Thanks @mjbrichards,

I think that there's a problem with sending the request to the payee DFSP. If the Payee DFSP then sends a FSPIOP POST /transactionRequests to the Payer DFSP to ask the Payer for confirmation, how is it to notify to the payer DFSP that the TPP wants to undertake authorisation? The FSPIOP POST /transactionRequests doesn't accommodate that.

With this I assume that you mean that the Payer will be authorised in the TPP, like if I'm buying something from a merchant and enter my credentials/fingerprint in the merchant's device? At least that high-level use case is supported in the FSPIOP API, but just using OTP or QR code as of now. I don't see a problem with adding additional authorisation possibilities, potentially through some kind of testable assertion as you mention your following paragraph. One example could be that the Payer can prove that he/she is accepting the transaction by signing with his/her private key, which the Payee FSP can easily verify by the Payer's public key.

At least in my world, this would simplify things as the TPP would talk to its user's FSP, irregardless if the user is currently acting as the Payer or Payee.
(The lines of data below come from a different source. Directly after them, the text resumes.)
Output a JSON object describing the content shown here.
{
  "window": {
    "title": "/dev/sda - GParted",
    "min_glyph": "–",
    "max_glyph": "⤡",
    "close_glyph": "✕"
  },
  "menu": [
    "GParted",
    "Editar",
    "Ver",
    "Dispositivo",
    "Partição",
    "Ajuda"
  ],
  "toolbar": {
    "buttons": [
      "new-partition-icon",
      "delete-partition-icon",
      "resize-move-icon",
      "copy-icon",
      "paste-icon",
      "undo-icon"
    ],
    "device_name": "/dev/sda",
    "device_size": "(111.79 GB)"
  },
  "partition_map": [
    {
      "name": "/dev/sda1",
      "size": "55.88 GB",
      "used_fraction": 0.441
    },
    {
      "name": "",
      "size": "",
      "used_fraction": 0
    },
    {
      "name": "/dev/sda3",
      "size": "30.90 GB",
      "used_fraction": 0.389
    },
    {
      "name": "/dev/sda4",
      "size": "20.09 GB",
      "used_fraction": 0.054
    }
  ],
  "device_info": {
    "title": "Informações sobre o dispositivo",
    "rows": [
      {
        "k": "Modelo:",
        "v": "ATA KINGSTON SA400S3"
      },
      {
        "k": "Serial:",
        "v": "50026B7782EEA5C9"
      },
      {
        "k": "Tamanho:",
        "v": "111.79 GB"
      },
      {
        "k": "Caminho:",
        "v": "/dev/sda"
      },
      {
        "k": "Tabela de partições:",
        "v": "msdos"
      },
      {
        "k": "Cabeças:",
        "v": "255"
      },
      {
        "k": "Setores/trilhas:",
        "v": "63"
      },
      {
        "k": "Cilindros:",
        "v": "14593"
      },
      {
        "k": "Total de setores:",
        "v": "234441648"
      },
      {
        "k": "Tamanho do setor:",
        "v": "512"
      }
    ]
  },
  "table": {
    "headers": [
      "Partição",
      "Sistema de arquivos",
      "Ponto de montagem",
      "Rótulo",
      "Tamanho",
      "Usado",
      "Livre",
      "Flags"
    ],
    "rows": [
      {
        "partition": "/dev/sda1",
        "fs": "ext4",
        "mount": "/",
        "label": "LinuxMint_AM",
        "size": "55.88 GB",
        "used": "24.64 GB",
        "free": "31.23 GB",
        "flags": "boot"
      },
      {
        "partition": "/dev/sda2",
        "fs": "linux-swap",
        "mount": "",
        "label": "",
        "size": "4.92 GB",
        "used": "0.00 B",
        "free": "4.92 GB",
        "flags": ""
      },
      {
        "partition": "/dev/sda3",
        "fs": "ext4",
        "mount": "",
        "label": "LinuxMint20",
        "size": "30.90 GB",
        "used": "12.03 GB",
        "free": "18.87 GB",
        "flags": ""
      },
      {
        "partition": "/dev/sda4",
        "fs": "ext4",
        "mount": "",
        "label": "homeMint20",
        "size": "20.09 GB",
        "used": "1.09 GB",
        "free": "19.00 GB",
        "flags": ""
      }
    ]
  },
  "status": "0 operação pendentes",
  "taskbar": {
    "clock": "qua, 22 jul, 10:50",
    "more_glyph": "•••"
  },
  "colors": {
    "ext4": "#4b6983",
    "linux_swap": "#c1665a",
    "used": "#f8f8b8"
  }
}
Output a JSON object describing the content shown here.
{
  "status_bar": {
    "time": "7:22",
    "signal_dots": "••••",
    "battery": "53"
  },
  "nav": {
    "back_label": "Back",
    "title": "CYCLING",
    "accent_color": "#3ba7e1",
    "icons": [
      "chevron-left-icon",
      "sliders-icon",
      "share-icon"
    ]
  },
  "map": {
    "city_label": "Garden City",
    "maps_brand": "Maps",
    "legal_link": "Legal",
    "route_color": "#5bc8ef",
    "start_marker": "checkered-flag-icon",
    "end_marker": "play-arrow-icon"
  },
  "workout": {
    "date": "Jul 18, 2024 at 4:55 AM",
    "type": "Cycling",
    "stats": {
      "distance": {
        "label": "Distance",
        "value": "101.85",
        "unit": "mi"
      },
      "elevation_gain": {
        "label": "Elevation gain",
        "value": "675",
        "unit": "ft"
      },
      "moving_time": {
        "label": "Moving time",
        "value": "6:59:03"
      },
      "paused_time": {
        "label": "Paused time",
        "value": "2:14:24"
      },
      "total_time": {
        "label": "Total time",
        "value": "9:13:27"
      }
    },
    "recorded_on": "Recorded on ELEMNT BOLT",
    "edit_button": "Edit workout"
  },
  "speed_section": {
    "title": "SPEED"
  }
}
No need for both Payer and Payee FSP to support the Third Party API. It would also improve both the Third Party API and the FSPIOP API.

Following our discussion at the SIG, a thought on fraud. @jgeewax raised the question of the danger of impersonation frauds, in which bad actors convince account holders to re-route funds from the legitimate beneficiary to a fake account controlled by the fraudster. He was concerned, rightly of course, that in allowing PISPs to make payment requests to multiple subscribers (for instance, M-Kopa reminding its subscribers that their payments are due via an RTP) we should not create a use case which could be used fraudulently. I think that this worry should probably be allayed by the fact that any PISP joining a Mojaloop scheme would need to be explicitly approved by the scheme (and reviewed while a member.) So it should not be possible for an alert scheme to allow an actor called N-Kopa into the scheme as a PISP. These frauds are enabled by the fact that the bad actors can use out-of-band methods of persuasion like fake mails to convince their victims to make payments in which the fraudulent beneficiaries are ordinary customers of existing FIs. Being able to regulate PISPs as a specific class of actors should, in my view, help considerably in reducing the possibility of frauds of this type.

Following discussion in the newly formed PISP SIG, we hope to get agreement to the changes proposed so that a v2.0 API of the PISP can be published.
To help with this I have prepared and overview sequence diagram summarising what has been agreed to to date.
Please review to make sure that it aligns with everyone's understanding.

Here is the update draft specification document for review.
Draft.PISP.Specification.Changes.for.v2_0

Which include the edits discussed above, and the new accounts request resource that enables authorisation to distribute the account information during discovery as described in issue #123.